Прежде чем покинуть квартиру, мы обмолвились о маршруте. Решено было навестить аптеки и запастись продуктами. Когда Сашка запирал дверь, я вдруг опомнился:

— А у тебя есть автоответчик?

— Нет, — Саша замер с ключом в руке. — Точно. Могут близкие звонить.

— И это тоже. Слушай, я вчера с Ольгой разговаривал.

— С прежней что ли?

— С ней. Мы договорились встретиться, если её мамаша ничего ни учудит.

— Эта старая жопа ещё жива? Вот ведь! Другим за облака, а эта ещё нас переживет.

— Не то слово! Так вот, Ольга будет звонить тебе, а нас может не быть, понимаешь? Нам надо где-то достать автоответчик.

— Да, если только в магазине, но у нас на пару денег почти ничего.

— Ты думаешь, деньги еще чего-то значат? — я вызвал лифт, и тот отозвался металлическим скрежетом тросов.

— Деньги всегда что-то значат, Филин. Уж поверь мне на слово!

На улице солнце светило, трава зеленела, и разносились трели птиц. «У них тоже есть избранные?!» — подумал я, припоминая вчерашние сводки.

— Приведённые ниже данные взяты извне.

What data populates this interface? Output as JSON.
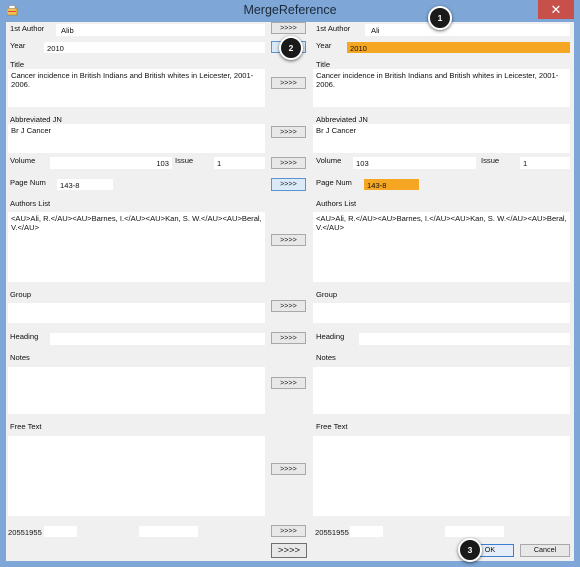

Сашка жил неподалеку от центра города, поэтому мы пешком двинулись к некогда самым оживлённым улицам. По пути мы встречали людей, в основном таких же молодых, как и сами. Невольно, я отметил, что вчера их было больше на улице. И, показалось, что значительно больше. А ведь это центр города.

Лица некоторых из тех, кто встречался нам по дороге, были украшены пластырями, и не составляло труда заметить, что под одеждой их тела стянуты повязками.

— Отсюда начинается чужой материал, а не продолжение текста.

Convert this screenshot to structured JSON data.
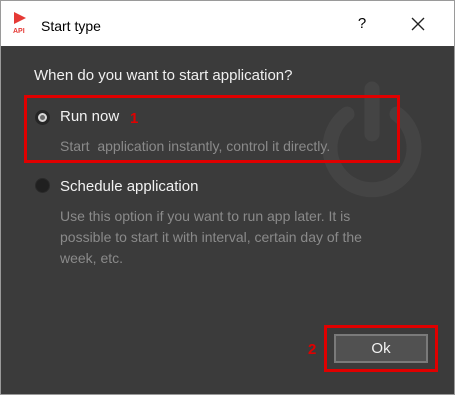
{
  "window": {
    "title": "Start type",
    "help_glyph": "?",
    "close_icon": "close-icon",
    "app_icon": "api-app-icon"
  },
  "dialog": {
    "question": "When do you want to start application?",
    "options": [
      {
        "label": "Run now",
        "description": "Start  application instantly, control it directly.",
        "selected": true
      },
      {
        "label": "Schedule application",
        "description_lines": [
          "Use this option if you want to run app later. It is",
          "possible to start it with interval, certain day of the",
          "week, etc."
        ],
        "selected": false
      }
    ],
    "ok_label": "Ok",
    "watermark_icon": "power-icon"
  },
  "annotations": {
    "marker_1": "1",
    "marker_2": "2",
    "color": "#e00000"
  },
  "colors": {
    "background": "#3b3b3b",
    "text": "#f2f2f2",
    "muted": "#8a8a8a"
  }
}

Я отметил, что исчез знакомый с детства монотонный гул автомагистралей. Стихли громкие голоса. Смесь привычных с малых лет звуков сменилась почти полной тишиной. В сравнении с прошлым — безжизненный город. И это, принимая во внимание его размер, не так далеко от истины. Саша соглашался с моими наблюдениями. Он ведь вчера вовсе не выходил. Поэтому контраст был очевиден.

Обратили мы внимание и на то, что беспорядка на улицах не было. Ни брошенных поперёк дороги машин, ни разбитых витрин. Даже урны стояли полупустыми на своих местах. В остальном наблюдались лишь следы привычного бескультурья в виде окурков и рваных упаковок под ногами. Это уже не мусор в Москве. Это её шерсть.

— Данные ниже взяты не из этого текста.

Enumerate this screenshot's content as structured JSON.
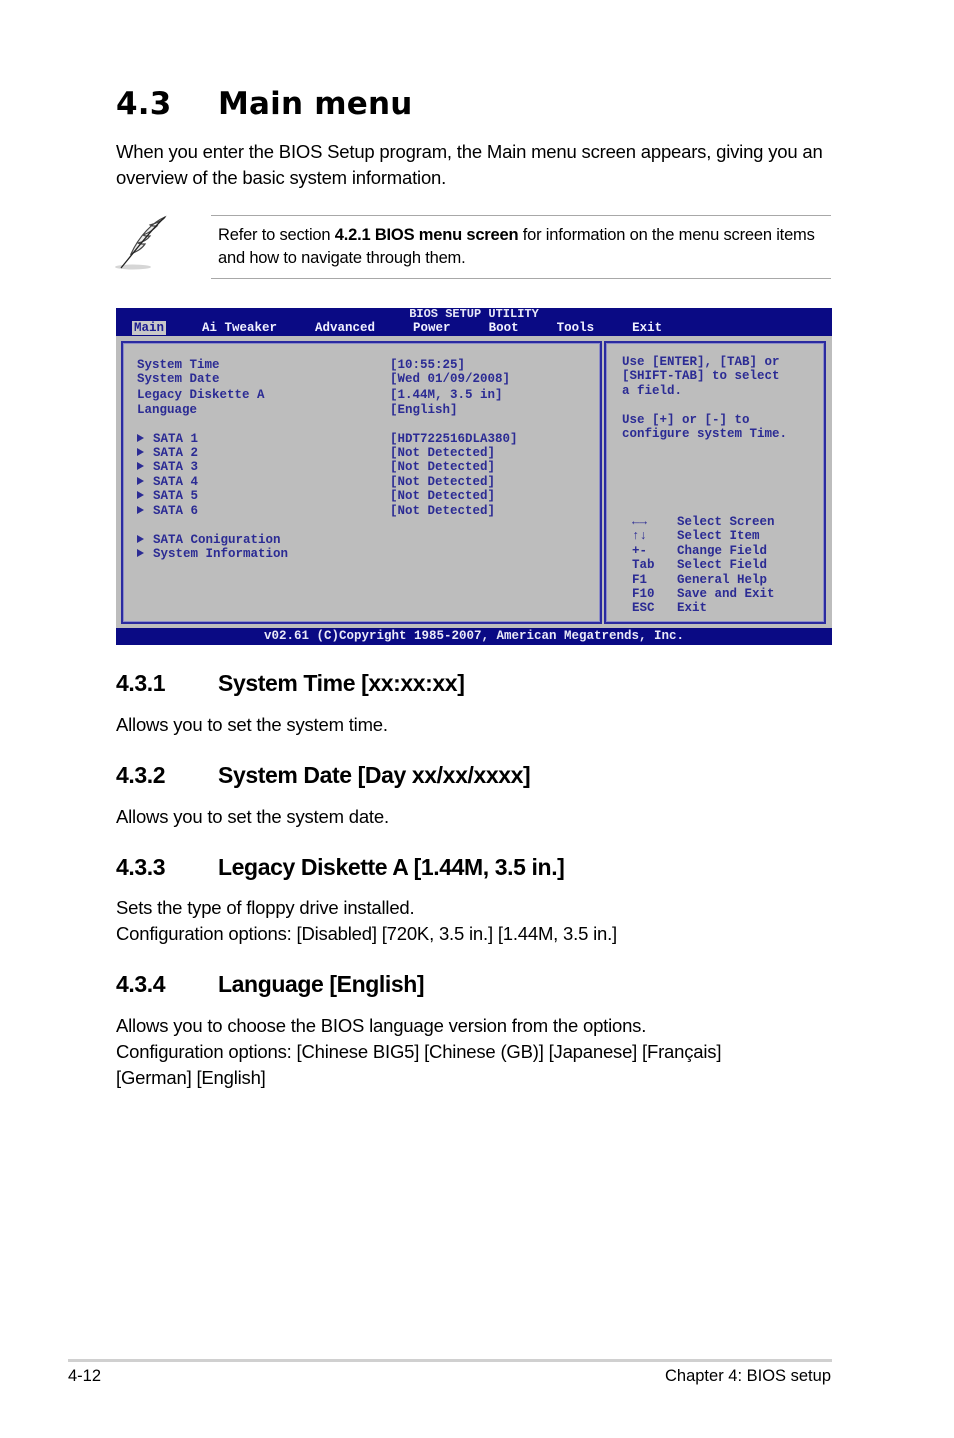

На каждой значимой дорожной развязке стояли военные патрули. То и дело мы встречали наряды милиции с автоматами наперевес. Некоторые из призванных под ружье были в наглухо застёгнутой форме, и только лица в кровоподтёках выдавали начавшийся у них процесс «вспоминания». Мне искренне было жаль вояк. Несчастных не отпустили по домам даже в таких обстоятельствах. А может, именно в это время в них и была необходимость? Но мои ли интересы они охраняют на улице?

По каменным лицам командиров не было заметно благожелательности к прохожим. Они на службе. Будут мочиться кровью, но выполнять приказ. Эти парни не внушали доверия. Как и те, кто рассовывали по грузовикам трупы.

Солдат мы встретили и у крупного универмага. Впятером они монтировали металлический щит на место витрины и укрепляли двери.

— Клонируют их, что ли? Мы с тобой гражданских встретили меньше, чем этих. — Сашка кивнул в сторону патруля.

— Они держат ситуацию под контролем, — я ухмыльнулся. — Думаю, у них есть чёткая задача, но это военная тайна.

Мы уже почти прошли мимо очередного патруля, когда мой друг выкинул столь привычный для него фортель.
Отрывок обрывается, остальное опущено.